Monster generation is actually wonderful; I've been very happy with my custom monsters. I think the biggest issue is that the guidelines aren't specific enough, especially when it comes to non-standard monsters.
Also, while people complain about the "padded sumo" effect, I've only witnessed it in my level 30 playtest; my playtests at up to level 16, and my campaigns (the current one is up to 13th level) have not revealed this effect at all, so it seems to be an epic only thing (and I strongly suspect I know the cause).
-Separation of monsters from PCs, some former monsters are now no better than PC races (why is the full orc just as strong as a half orc? and why is the minotaur so gimped?)
These are good things. Playable races need to be on the same power level.
-Though I understand what you mean about 1 person getting too many turns I just can't agree with having one attack action between you and your animal companion.
Well, a lot of beast encounter powers give the beast one attack and you one attack. They aren't "full actions", though, so they resolve much faster (and the ranger in general attacks twice per round, which is fine as usually you can roll the dice together).
-Skill Challenges (of course)
I think the real problem isn't skill challenges but skill modifiers. If skill modifiers worked better, I think there'd be a lot less to complain about.
-Lack of attention paid to non combat activities (people have told me time and again its to be more free form so that the DM can get more hands on but still I feel they should've covered it)

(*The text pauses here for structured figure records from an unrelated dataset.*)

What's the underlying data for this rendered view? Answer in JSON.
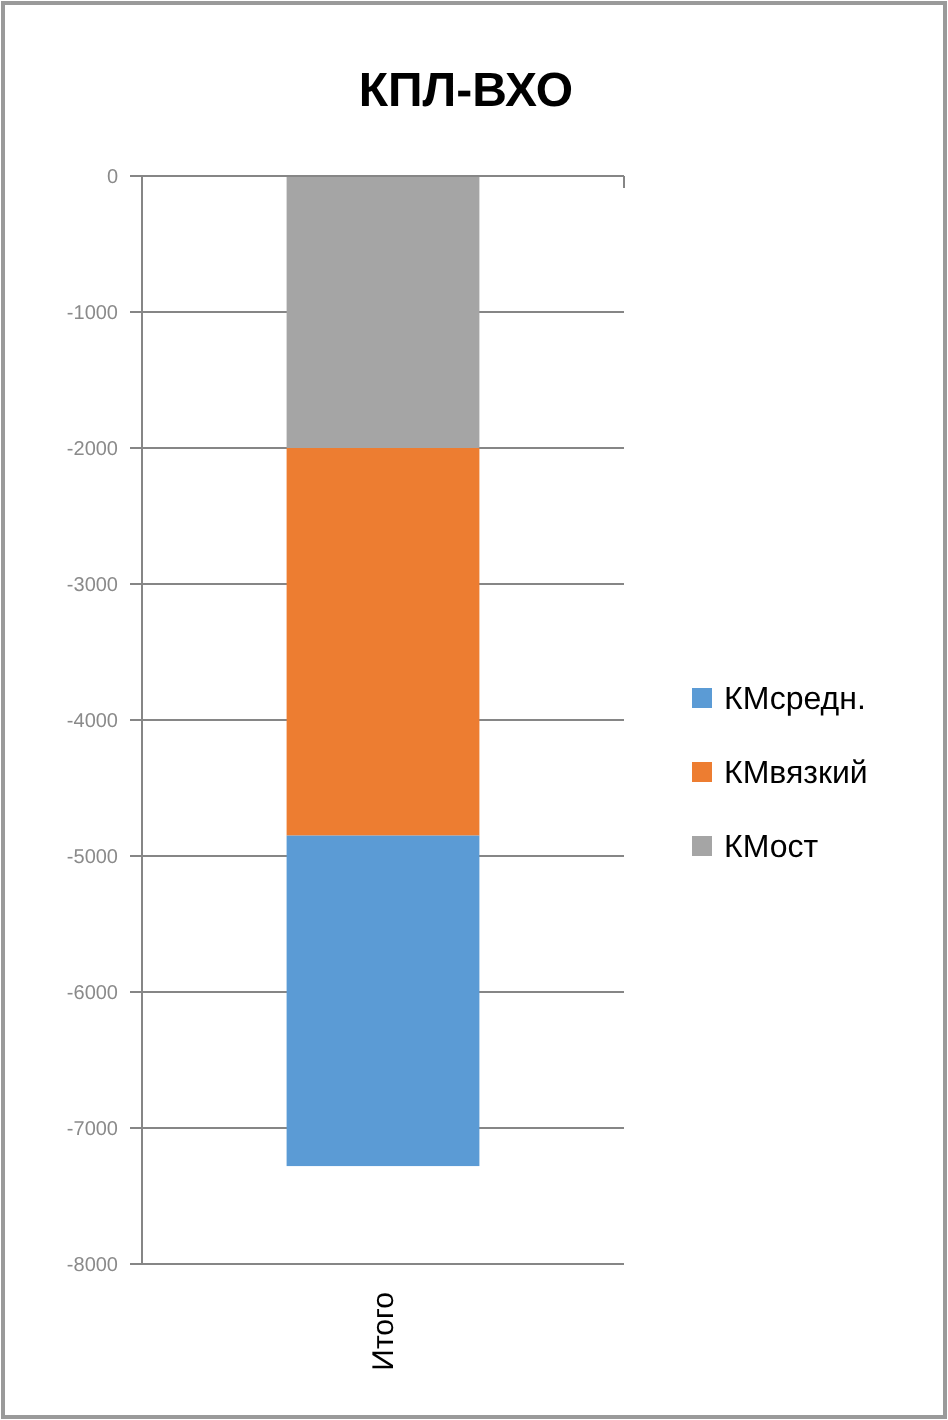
{
  "chart_data": {
    "type": "bar",
    "title": "КПЛ-ВХО",
    "stacked": true,
    "categories": [
      "Итого"
    ],
    "series": [
      {
        "name": "КМост",
        "color": "#a5a5a5",
        "values": [
          -2000
        ]
      },
      {
        "name": "КМвязкий",
        "color": "#ed7d31",
        "values": [
          -2850
        ]
      },
      {
        "name": "КМсредн.",
        "color": "#5b9bd5",
        "values": [
          -2430
        ]
      }
    ],
    "ylim": [
      -8000,
      0
    ],
    "yticks": [
      -8000,
      -7000,
      -6000,
      -5000,
      -4000,
      -3000,
      -2000,
      -1000,
      0
    ],
    "grid": "y",
    "legend": "right"
  }
}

I don't really feel like I'm lacking in anything, and I feel like skill challenges help a lot, and if the modifiers were beter, I'd feel even better about it.

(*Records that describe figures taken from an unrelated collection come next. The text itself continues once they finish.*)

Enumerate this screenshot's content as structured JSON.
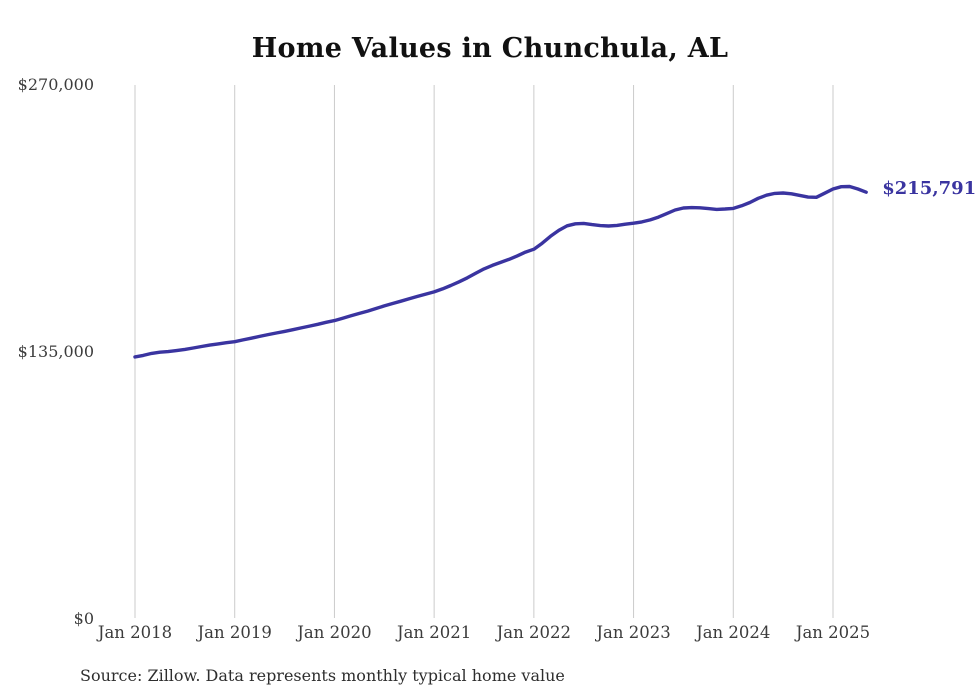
{
  "title": "Home Values in Chunchula, AL",
  "source_note": "Source: Zillow. Data represents monthly typical home value",
  "end_label": "$215,791",
  "colors": {
    "line": "#3a34a0",
    "end_label_text": "#3a34a0",
    "grid": "#cbcbcb",
    "axis_text": "#3c3c3c",
    "title_text": "#111111"
  },
  "chart_data": {
    "type": "line",
    "title": "Home Values in Chunchula, AL",
    "xlabel": "",
    "ylabel": "",
    "legend": "none",
    "grid": "vertical-only",
    "ylim": [
      0,
      270000
    ],
    "y_ticks": [
      {
        "label": "$0",
        "value": 0
      },
      {
        "label": "$135,000",
        "value": 135000
      },
      {
        "label": "$270,000",
        "value": 270000
      }
    ],
    "x_ticks": [
      {
        "label": "Jan 2018",
        "month_index": 0
      },
      {
        "label": "Jan 2019",
        "month_index": 12
      },
      {
        "label": "Jan 2020",
        "month_index": 24
      },
      {
        "label": "Jan 2021",
        "month_index": 36
      },
      {
        "label": "Jan 2022",
        "month_index": 48
      },
      {
        "label": "Jan 2023",
        "month_index": 60
      },
      {
        "label": "Jan 2024",
        "month_index": 72
      },
      {
        "label": "Jan 2025",
        "month_index": 84
      }
    ],
    "x_start_month": "Jan 2018",
    "x_end_month": "May 2025",
    "latest_value": 215791,
    "series": [
      {
        "name": "Monthly typical home value",
        "values": [
          132500,
          133300,
          134300,
          134900,
          135200,
          135700,
          136300,
          137000,
          137800,
          138500,
          139100,
          139700,
          140200,
          141100,
          142000,
          142900,
          143800,
          144600,
          145400,
          146300,
          147200,
          148100,
          149000,
          150000,
          150900,
          152100,
          153300,
          154500,
          155700,
          157000,
          158300,
          159500,
          160700,
          161900,
          163100,
          164300,
          165400,
          166900,
          168600,
          170500,
          172500,
          174800,
          177000,
          178800,
          180300,
          181800,
          183600,
          185500,
          187000,
          190000,
          193500,
          196500,
          198800,
          199800,
          200000,
          199400,
          198900,
          198700,
          199000,
          199600,
          200100,
          200800,
          201800,
          203200,
          205000,
          206800,
          207800,
          208000,
          207900,
          207500,
          207100,
          207300,
          207600,
          208900,
          210600,
          212700,
          214300,
          215200,
          215400,
          215000,
          214200,
          213300,
          213200,
          215300,
          217400,
          218600,
          218700,
          217400,
          215791
        ]
      }
    ]
  }
}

I certainly don't feel like it was any sort of decrease from 3.x, and we actually roll meaningful dice out of combat a lot more often now.
I found the old town generation system to be amusing, but clunky and cumbersome, and in reality, you pretty much just put in whatever NPCs were appropriate anyway because that's what you needed narratively - or at least, that's what everyone I knew did. I've already expressed my opinion on leadership and similar things, so I'm not sure what else I'm missing (other than this mysterious list of 4th level spells Kaelic made which I apparently can't find or are in another thread).